La raison pour laquelle la lombalgie demeure un mystère

Je ne sais pas quelle est la raison pour la recrudescence de ma lombalgie

Moi, je sais comment cela sent d’avoir de temps en temps, sans raison claire, des maux de dos bas. Même dans le passé, j’ai dû remettre une intervention chirurgicale au dos, précisément pour cette raison. Depuis 1988, je souffre de telles crises de lombalgie irrégulières. Les raisons? Ce n’étaient pas les conditions matérielles de mes fonctions professionnelles ou scientifiques (être debout longtemps sur place), pas d'insatisfaction avec mon activité professionnelle, pas de fatigue excessive, pas de sports ou de loisirs, pas de stress, pas de dépression, pas de conditions graves cachées, pas la différence de longueur de jambe et la position pelvienne, pas de maladie imaginée, pas le décès soudain d’un membre de famille ou de mon ‘cercle’, pas un matelas, pas une chaise ou chaise longue, pas une ex-petite amie, pas mes enfants, pas ma compagne intelligente actuelle, pas mes collègues et surtout pas mes camarades ou ces quelques vrais amis. Je n’ai pas de problèmes financiers et je sais d’expérience répétée que les troubles d’amour ne mènent pas à la lombalgie. Cependant, les recrudescences de la lombalgie (parfois ils irradient jusqu’à mes cuisses ce qui indique donc qu'ils ne sont nullement dus à une hernie 'sciatique') m’irritent dans ma vie professionnel, mes travaux de recherche, mes compétences d’étude, de réflexion et d’écriture, ma vie sociale, mes quelques loisirs et ma vie privée.
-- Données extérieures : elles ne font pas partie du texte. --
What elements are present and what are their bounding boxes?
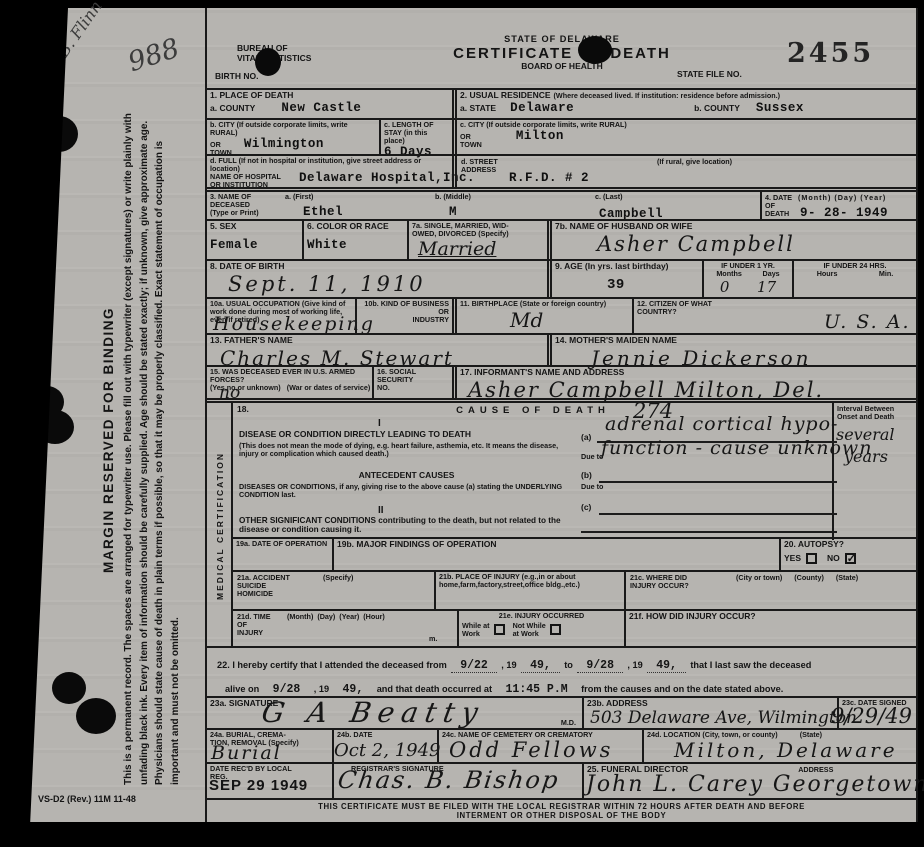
certificate-number: 2455: [787, 38, 874, 69]
field-usual-residence: 2. USUAL RESIDENCE (Where deceased lived…: [452, 90, 916, 118]
physician-signature: G A Beatty: [259, 696, 487, 729]
field-autopsy: 20. AUTOPSY? YES NO ✓: [779, 539, 916, 569]
title-block: STATE OF DELAWARE CERTIFICATE OF DEATH B…: [357, 34, 767, 72]
field-name-caption: 3. NAME OF DECEASED (Type or Print): [207, 192, 282, 219]
how-injury-label: 21f. HOW DID INJURY OCCUR?: [629, 612, 913, 622]
sex-label: 5. SEX: [210, 222, 299, 232]
street-address-label: d. STREET ADDRESS: [461, 158, 498, 174]
medical-certification-sidebar: MEDICAL CERTIFICATION: [207, 403, 233, 646]
field-first-name: a. (First) Ethel: [282, 192, 432, 219]
field-spouse: 7b. NAME OF HUSBAND OR WIFE Asher Campbe…: [547, 221, 916, 259]
residence-county-label: b. COUNTY: [694, 104, 740, 114]
autopsy-label: 20. AUTOPSY?: [784, 540, 913, 550]
field-date-of-operation: 19a. DATE OF OPERATION: [233, 539, 332, 569]
cemetery-value: Odd Fellows: [449, 738, 613, 762]
ink-blot-header: [255, 48, 281, 76]
field-registrar-signature: REGISTRAR'S SIGNATURE Chas. B. Bishop: [332, 764, 582, 798]
field-date-of-death: 4. DATE OF DEATH (Month) (Day) (Year) 9-…: [760, 192, 916, 219]
field-occupation: 10a. USUAL OCCUPATION (Give kind of work…: [207, 299, 355, 333]
residence-note: (Where deceased lived. If institution: r…: [554, 92, 780, 100]
ink-blot-bottom-left-1: [52, 672, 86, 704]
funeral-director-value: John L. Carey Georgetown, Del.: [586, 772, 924, 797]
dod-label: 4. DATE OF DEATH: [765, 194, 792, 218]
row-time-of-injury: 21d. TIME OF INJURY (Month) (Day) (Year)…: [233, 609, 916, 646]
field-birthplace: 11. BIRTHPLACE (State or foreign country…: [452, 299, 632, 333]
part-two-numeral: II: [378, 505, 384, 516]
direct-cause-label: DISEASE OR CONDITION DIRECTLY LEADING TO…: [239, 430, 574, 440]
certify-to-date: 9/28: [577, 659, 623, 673]
informant-value: Asher Campbell Milton, Del.: [468, 378, 913, 402]
antecedent-note: DISEASES OR CONDITIONS, if any, giving r…: [239, 483, 569, 499]
row-burial: 24a. BURIAL, CREMA- TION, REMOVAL (Speci…: [207, 728, 916, 762]
line-c-label: (c): [581, 503, 591, 513]
row-operation-autopsy: 19a. DATE OF OPERATION 19b. MAJOR FINDIN…: [233, 537, 916, 569]
field-middle-name: b. (Middle) M: [432, 192, 592, 219]
father-label: 13. FATHER'S NAME: [210, 336, 544, 346]
other-conditions-rule: [581, 531, 837, 533]
hospital-value: Delaware Hospital,Inc.: [299, 171, 475, 185]
hours-label: Hours: [817, 270, 838, 278]
part-one-numeral: I: [378, 418, 381, 429]
place-of-death-title: 1. PLACE OF DEATH: [210, 91, 449, 101]
field-residence-city: c. CITY (If outside corporate limits, wr…: [452, 120, 916, 154]
certify-text-9: from the causes and on the date stated a…: [581, 684, 783, 694]
armed-forces-value: no: [219, 383, 240, 403]
registrar-signature-value: Chas. B. Bishop: [336, 766, 561, 794]
received-date-stamp: SEP 29 1949: [209, 777, 308, 794]
mother-label: 14. MOTHER'S MAIDEN NAME: [555, 336, 913, 346]
where-injury-columns: (City or town) (County) (State): [736, 574, 858, 582]
not-while-at-work-checkbox: [550, 624, 561, 635]
certify-text-4: , 19: [627, 660, 642, 670]
row-dob-age: 8. DATE OF BIRTH Sept. 11, 1910 9. AGE (…: [207, 259, 916, 297]
certify-text-6: alive on: [225, 684, 259, 694]
field-date-of-birth: 8. DATE OF BIRTH Sept. 11, 1910: [207, 261, 547, 297]
other-conditions-label: OTHER SIGNIFICANT CONDITIONS contributin…: [239, 516, 574, 535]
direct-cause-note: (This does not mean the mode of dying, e…: [239, 442, 569, 458]
field-place-of-death: 1. PLACE OF DEATH a. COUNTY New Castle: [207, 90, 452, 118]
certificate-paper: MARGIN RESERVED FOR BINDING This is a pe…: [26, 8, 918, 822]
field-mother: 14. MOTHER'S MAIDEN NAME Jennie Dickerso…: [547, 335, 916, 365]
minutes-label: Min.: [879, 270, 893, 278]
autopsy-no-checkbox: ✓: [845, 553, 856, 564]
field-hospital: d. FULL (If not in hospital or instituti…: [207, 156, 452, 187]
age-value: 39: [607, 277, 699, 293]
autopsy-no-label: NO: [827, 554, 840, 564]
row-signature: 23a. SIGNATURE G A Beatty M.D. 23b. ADDR…: [207, 696, 916, 728]
row-parents: 13. FATHER'S NAME Charles M. Stewart 14.…: [207, 333, 916, 365]
form-header: BUREAU OF VITAL STATISTICS BIRTH NO. STA…: [207, 8, 916, 88]
field-last-name: c. (Last) Campbell: [592, 192, 760, 219]
row-hospital-street: d. FULL (If not in hospital or instituti…: [207, 154, 916, 187]
field-signature: 23a. SIGNATURE G A Beatty M.D.: [207, 698, 582, 728]
not-while-at-work-label: Not While at Work: [513, 622, 546, 638]
accident-label: 21a. ACCIDENT SUICIDE HOMICIDE: [237, 574, 290, 598]
residence-or-town-label: OR TOWN: [460, 133, 482, 149]
field-father: 13. FATHER'S NAME Charles M. Stewart: [207, 335, 547, 365]
occupation-value: Housekeeping: [213, 313, 375, 335]
field-time-of-injury: 21d. TIME OF INJURY (Month) (Day) (Year)…: [233, 611, 457, 646]
armed-forces-label: 15. WAS DECEASED EVER IN U.S. ARMED FORC…: [210, 368, 372, 384]
signature-md-label: M.D.: [561, 719, 576, 727]
where-injury-label: 21c. WHERE DID INJURY OCCUR?: [630, 574, 689, 590]
field-accident-type: 21a. ACCIDENT SUICIDE HOMICIDE (Specify): [233, 572, 434, 609]
row-accident: 21a. ACCIDENT SUICIDE HOMICIDE (Specify)…: [233, 570, 916, 609]
physician-address-value: 503 Delaware Ave, Wilmington: [590, 708, 857, 728]
burial-date-label: 24b. DATE: [337, 731, 434, 739]
spouse-value: Asher Campbell: [597, 232, 913, 256]
pencil-number-note: 988: [124, 33, 183, 78]
ink-blot-title: [578, 36, 612, 64]
first-name-value: Ethel: [303, 205, 429, 219]
accident-specify-note: (Specify): [323, 574, 353, 582]
spouse-label: 7b. NAME OF HUSBAND OR WIFE: [555, 222, 913, 232]
death-city-value: Wilmington: [244, 137, 324, 151]
street-address-note: (If rural, give location): [657, 158, 732, 166]
certify-text-3: to: [564, 660, 573, 670]
field-where-injury: 21c. WHERE DID INJURY OCCUR? (City or to…: [624, 572, 916, 609]
certify-text-2: , 19: [501, 660, 516, 670]
first-name-label: a. (First): [285, 193, 429, 201]
field-armed-forces: 15. WAS DECEASED EVER IN U.S. ARMED FORC…: [207, 367, 372, 398]
middle-name-value: M: [449, 205, 589, 219]
months-value: 0: [720, 278, 730, 296]
field-under-24hrs: IF UNDER 24 HRS. Hours Min.: [792, 261, 916, 297]
certify-from-year: 49,: [521, 659, 560, 673]
certify-text-5: that I last saw the deceased: [690, 660, 811, 670]
row-footer: THIS CERTIFICATE MUST BE FILED WITH THE …: [207, 798, 916, 822]
death-certificate-form: BUREAU OF VITAL STATISTICS BIRTH NO. STA…: [205, 8, 918, 822]
field-informant: 17. INFORMANT'S NAME AND ADDRESS Asher C…: [452, 367, 916, 398]
dob-label: 8. DATE OF BIRTH: [210, 262, 544, 272]
row-place-residence: 1. PLACE OF DEATH a. COUNTY New Castle 2…: [207, 88, 916, 118]
county-label: a. COUNTY: [210, 104, 255, 114]
row-service-informant: 15. WAS DECEASED EVER IN U.S. ARMED FORC…: [207, 365, 916, 398]
death-city-label: b. CITY (If outside corporate limits, wr…: [210, 121, 376, 137]
field-ssn: 16. SOCIAL SECURITY NO.: [372, 367, 452, 398]
injury-occurred-label: 21e. INJURY OCCURRED: [462, 612, 621, 620]
scanned-death-certificate: { "note": { "doctor": "Dr. L.B. Flinn", …: [0, 0, 924, 847]
interval-label: Interval Between Onset and Death: [837, 405, 913, 421]
due-to-1: Due to: [581, 453, 603, 461]
row-occupation: 10a. USUAL OCCUPATION (Give kind of work…: [207, 297, 916, 333]
dob-value: Sept. 11, 1910: [228, 272, 544, 296]
while-at-work-label: While at Work: [462, 622, 490, 638]
form-number: VS-D2 (Rev.) 11M 11-48: [38, 794, 136, 804]
birthplace-label: 11. BIRTHPLACE (State or foreign country…: [460, 300, 629, 308]
row-registrar: DATE REC'D BY LOCAL REG. SEP 29 1949 REG…: [207, 762, 916, 798]
length-of-stay-label: c. LENGTH OF STAY (in this place): [384, 121, 449, 145]
cause-of-death-section: 18. CAUSE OF DEATH 274 Interval Between …: [233, 403, 916, 537]
ssn-label: 16. SOCIAL SECURITY NO.: [377, 368, 449, 392]
operation-findings-label: 19b. MAJOR FINDINGS OF OPERATION: [337, 540, 776, 550]
binding-margin-text: MARGIN RESERVED FOR BINDING This is a pe…: [101, 95, 211, 785]
field-industry: 10b. KIND OF BUSINESS OR INDUSTRY: [355, 299, 452, 333]
informant-label: 17. INFORMANT'S NAME AND ADDRESS: [460, 368, 913, 378]
citizen-value: U. S. A.: [824, 311, 911, 333]
middle-name-label: b. (Middle): [435, 193, 589, 201]
row-city: b. CITY (If outside corporate limits, wr…: [207, 118, 916, 154]
last-name-label: c. (Last): [595, 193, 757, 201]
days-label: Days: [763, 270, 780, 278]
medical-certification-block: MEDICAL CERTIFICATION 18. CAUSE OF DEATH…: [207, 398, 916, 646]
row-sex-race: 5. SEX Female 6. COLOR OR RACE White 7a.…: [207, 219, 916, 259]
armed-forces-note2: (War or dates of service): [287, 384, 371, 392]
residence-state-value: Delaware: [510, 101, 574, 115]
field-burial-type: 24a. BURIAL, CREMA- TION, REMOVAL (Speci…: [207, 730, 332, 762]
field-place-of-injury: 21b. PLACE OF INJURY (e.g.,in or about h…: [434, 572, 624, 609]
field-date-received: DATE REC'D BY LOCAL REG. SEP 29 1949: [207, 764, 332, 798]
field-date-signed: 23c. DATE SIGNED 9/29/49: [837, 698, 916, 728]
dod-columns: (Month) (Day) (Year): [798, 194, 886, 202]
field-cemetery: 24c. NAME OF CEMETERY OR CREMATORY Odd F…: [437, 730, 642, 762]
race-value: White: [307, 238, 404, 252]
line-b-label: (b): [581, 471, 592, 481]
state-name: STATE OF DELAWARE: [357, 34, 767, 45]
state-file-no-label: STATE FILE NO.: [677, 70, 742, 80]
certify-from-date: 9/22: [451, 659, 497, 673]
binding-margin-title: MARGIN RESERVED FOR BINDING: [101, 95, 116, 785]
race-label: 6. COLOR OR RACE: [307, 222, 404, 232]
name-sub: (Type or Print): [210, 209, 279, 217]
field-street-address: d. STREET ADDRESS (If rural, give locati…: [452, 156, 916, 187]
certify-alive-year: 49,: [334, 683, 373, 697]
sex-value: Female: [210, 238, 299, 252]
birth-no-label: BIRTH NO.: [215, 72, 258, 82]
date-signed-value: 9/29/49: [831, 704, 912, 728]
field-operation-findings: 19b. MAJOR FINDINGS OF OPERATION: [332, 539, 779, 569]
field-how-injury: 21f. HOW DID INJURY OCCUR?: [624, 611, 916, 646]
row-name-dod: 3. NAME OF DECEASED (Type or Print) a. (…: [207, 187, 916, 219]
field-sex: 5. SEX Female: [207, 221, 302, 259]
field-under-1yr: IF UNDER 1 YR. Months Days 0 17: [702, 261, 792, 297]
certify-to-year: 49,: [647, 659, 686, 673]
marital-label: 7a. SINGLE, MARRIED, WID- OWED, DIVORCED…: [412, 222, 544, 238]
cause-b-rule: [599, 481, 837, 483]
certify-time-of-death: 11:45 P.M: [497, 683, 577, 697]
burial-type-value: Burial: [211, 742, 282, 764]
field-marital-status: 7a. SINGLE, MARRIED, WID- OWED, DIVORCED…: [407, 221, 547, 259]
county-value: New Castle: [281, 101, 361, 115]
industry-label: 10b. KIND OF BUSINESS OR INDUSTRY: [360, 300, 449, 324]
field-race: 6. COLOR OR RACE White: [302, 221, 407, 259]
field-death-city: b. CITY (If outside corporate limits, wr…: [207, 120, 379, 154]
age-label: 9. AGE (In yrs. last birthday): [555, 262, 699, 272]
certify-text-1: 22. I hereby certify that I attended the…: [217, 660, 447, 670]
dod-value: 9- 28- 1949: [800, 206, 888, 220]
residence-county-value: Sussex: [756, 101, 804, 115]
time-of-injury-label: 21d. TIME OF INJURY: [237, 613, 271, 637]
name-title: 3. NAME OF DECEASED: [210, 193, 279, 209]
certify-text-8: and that death occurred at: [377, 684, 492, 694]
cause-a-line1: adrenal cortical hypo-: [605, 413, 838, 435]
autopsy-yes-checkbox: [806, 553, 817, 564]
certify-text-7: , 19: [314, 684, 329, 694]
time-of-injury-columns: (Month) (Day) (Year) (Hour): [287, 613, 385, 621]
certificate-title: CERTIFICATE OF DEATH: [357, 45, 767, 62]
residence-title: 2. USUAL RESIDENCE: [460, 91, 551, 101]
field-physician-address: 23b. ADDRESS 503 Delaware Ave, Wilmingto…: [582, 698, 837, 728]
due-to-2: Due to: [581, 483, 603, 491]
residence-city-value: Milton: [516, 129, 564, 143]
time-of-injury-m: m.: [429, 635, 437, 643]
field-length-of-stay: c. LENGTH OF STAY (in this place) 6 Days: [379, 120, 452, 154]
field-age: 9. AGE (In yrs. last birthday) 39: [547, 261, 702, 297]
filing-notice: THIS CERTIFICATE MUST BE FILED WITH THE …: [207, 803, 916, 820]
row-certify-statement: 22. I hereby certify that I attended the…: [207, 646, 916, 696]
burial-date-value: Oct 2, 1949: [334, 740, 441, 761]
medical-certification-label: MEDICAL CERTIFICATION: [215, 406, 225, 646]
antecedent-title: ANTECEDENT CAUSES: [239, 471, 574, 481]
residence-state-label: a. STATE: [460, 104, 496, 114]
line-a-label: (a): [581, 433, 591, 443]
binding-margin-instructions: This is a permanent record. The spaces a…: [121, 95, 183, 785]
months-label: Months: [716, 270, 742, 278]
residence-city-label: c. CITY (If outside corporate limits, wr…: [460, 121, 913, 129]
ink-blot-bottom-left-2: [76, 698, 116, 734]
under-24hrs-label: IF UNDER 24 HRS.: [796, 262, 914, 270]
field-burial-date: 24b. DATE Oct 2, 1949: [332, 730, 437, 762]
burial-location-value: Milton, Delaware: [674, 738, 898, 762]
field-burial-location: 24d. LOCATION (City, town, or county) (S…: [642, 730, 916, 762]
date-of-operation-label: 19a. DATE OF OPERATION: [236, 540, 329, 548]
autopsy-yes-label: YES: [784, 554, 801, 564]
cause-a-line2: function - cause unknown: [601, 437, 872, 459]
field-citizen: 12. CITIZEN OF WHAT COUNTRY? U. S. A.: [632, 299, 916, 333]
certify-alive-date: 9/28: [264, 683, 310, 697]
cause-c-rule: [599, 513, 837, 515]
street-address-value: R.F.D. # 2: [509, 171, 589, 185]
field-funeral-director: 25. FUNERAL DIRECTOR ADDRESS John L. Car…: [582, 764, 916, 798]
field-injury-occurred: 21e. INJURY OCCURRED While at Work Not W…: [457, 611, 624, 646]
place-of-injury-label: 21b. PLACE OF INJURY (e.g.,in or about h…: [439, 573, 621, 589]
medical-certification-content: 18. CAUSE OF DEATH 274 Interval Between …: [233, 403, 916, 646]
while-at-work-checkbox: [494, 624, 505, 635]
marital-value: Married: [418, 238, 544, 260]
interval-column: Interval Between Onset and Death several…: [832, 403, 916, 540]
days-value: 17: [757, 278, 776, 296]
birthplace-value: Md: [510, 308, 629, 332]
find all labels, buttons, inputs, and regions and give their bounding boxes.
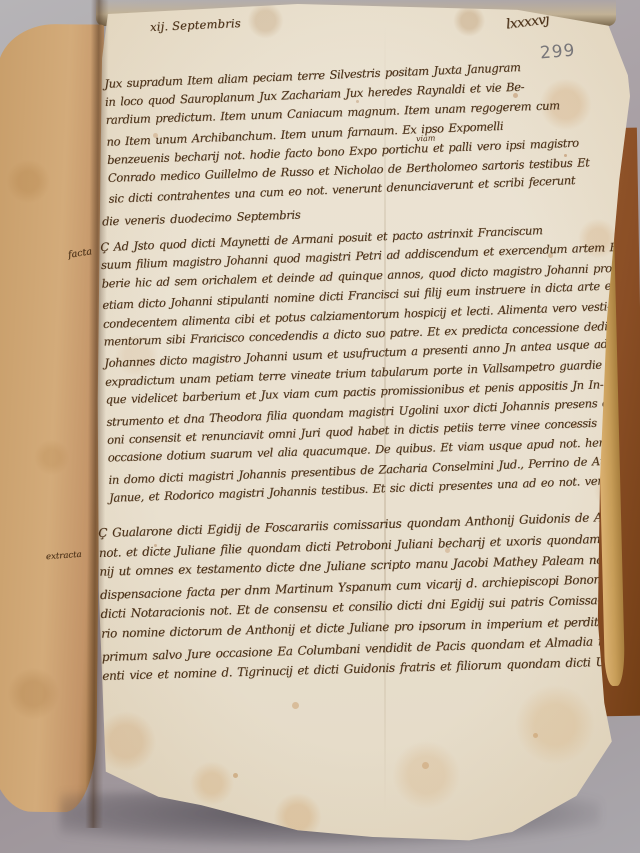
entry-paragraph-2: Ç Ad Jsto quod dicti Maynetti de Armani … — [100, 215, 640, 509]
manuscript-photo: xij. Septembris lxxxxvj 299 Jux supradum… — [0, 0, 640, 853]
main-page: xij. Septembris lxxxxvj 299 Jux supradum… — [94, 4, 630, 842]
interlinear-note: viam — [416, 134, 436, 144]
date-line: die veneris duodecimo Septembris — [102, 208, 301, 229]
page-heading: xij. Septembris — [150, 16, 241, 34]
entry-paragraph-3: Ç Gualarone dicti Egidij de Foscarariis … — [98, 505, 640, 687]
folio-number-ink: lxxxxvj — [505, 11, 550, 32]
entry-paragraph-1: Jux supradum Item aliam peciam terre Sil… — [104, 56, 590, 208]
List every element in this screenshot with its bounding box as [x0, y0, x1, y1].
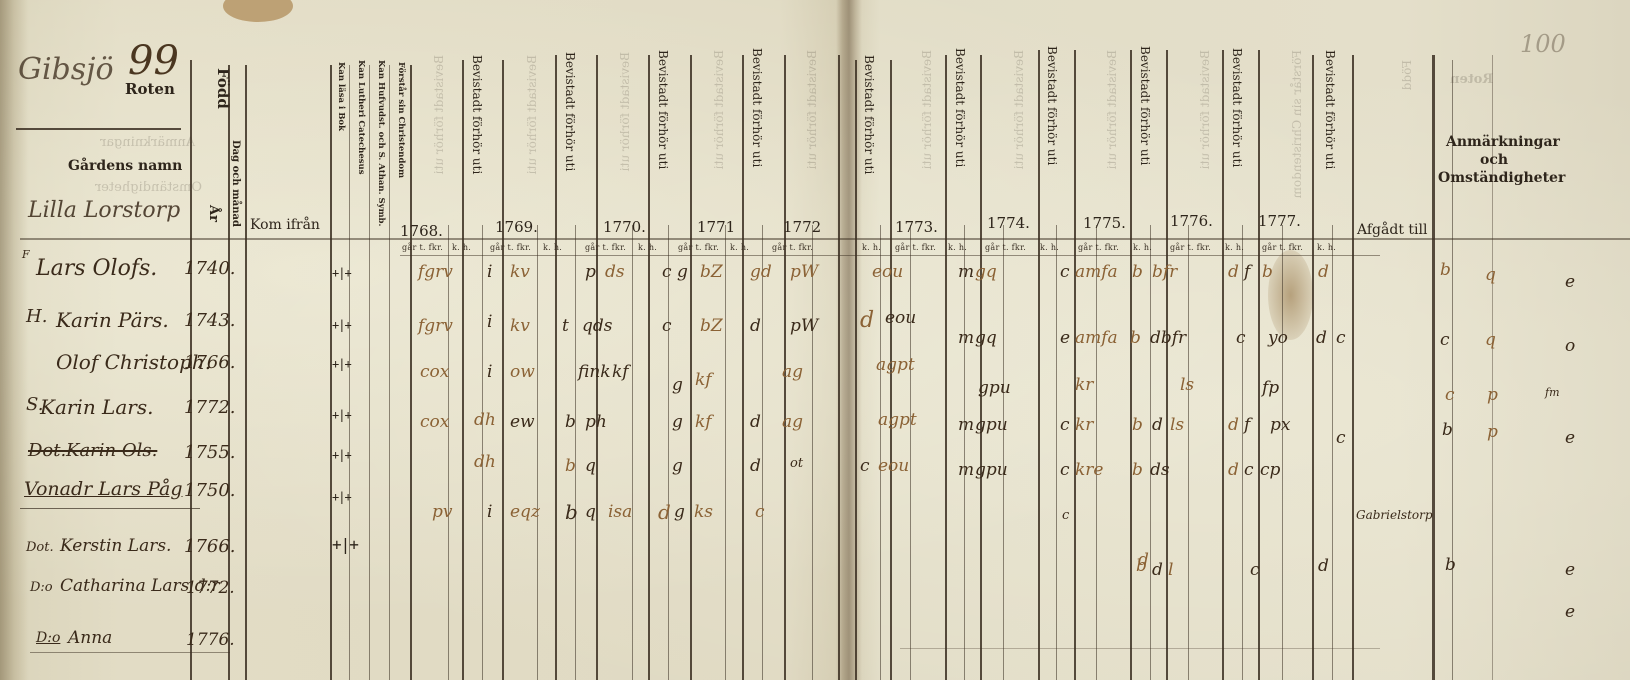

Heureusement, les recrudescences de mes douleurs disparaissent spontanément. Dans le bas du dos, il y a toujours un sentiment de rongement et je dois être plus prudent lorsque je prends certaines postures ou exerce certaines activités. Cependant, en ne me reposant jamais et en continuant à bouger, je ressens de moins en moins de charge au bas du dos. Je ne sais pas du tout ce qui pourrait été la raison. Mondialement (j’ai séjourné et travaillé jusqu’à maintenant dans 57 pays) personne ne pourrait me donner une déclaration logique et compréhensible: aucun expert de renommé mondiale, aucun professeur, aucun “spécialiste”, aucun podologue, aucun acupuncteur, aucun chiropracteur, ni de thérapeute alternatif. Presque tous les organes de mon corps ont déjà été tenus responsables du développement de la douleur au bas du dos. J’ai essayé presque chaque proposition de ‘traitement’32, mais les recrudescences de ma lombalgie continuent à surgir. Je suis sûr: je n'en mourrai pas et je ne serai jamais handicapé à cause de cette lombalgie33. Il est cependant vrai que je deviens de plus en plus petit et que mon dos présentera un peu plus de courbure.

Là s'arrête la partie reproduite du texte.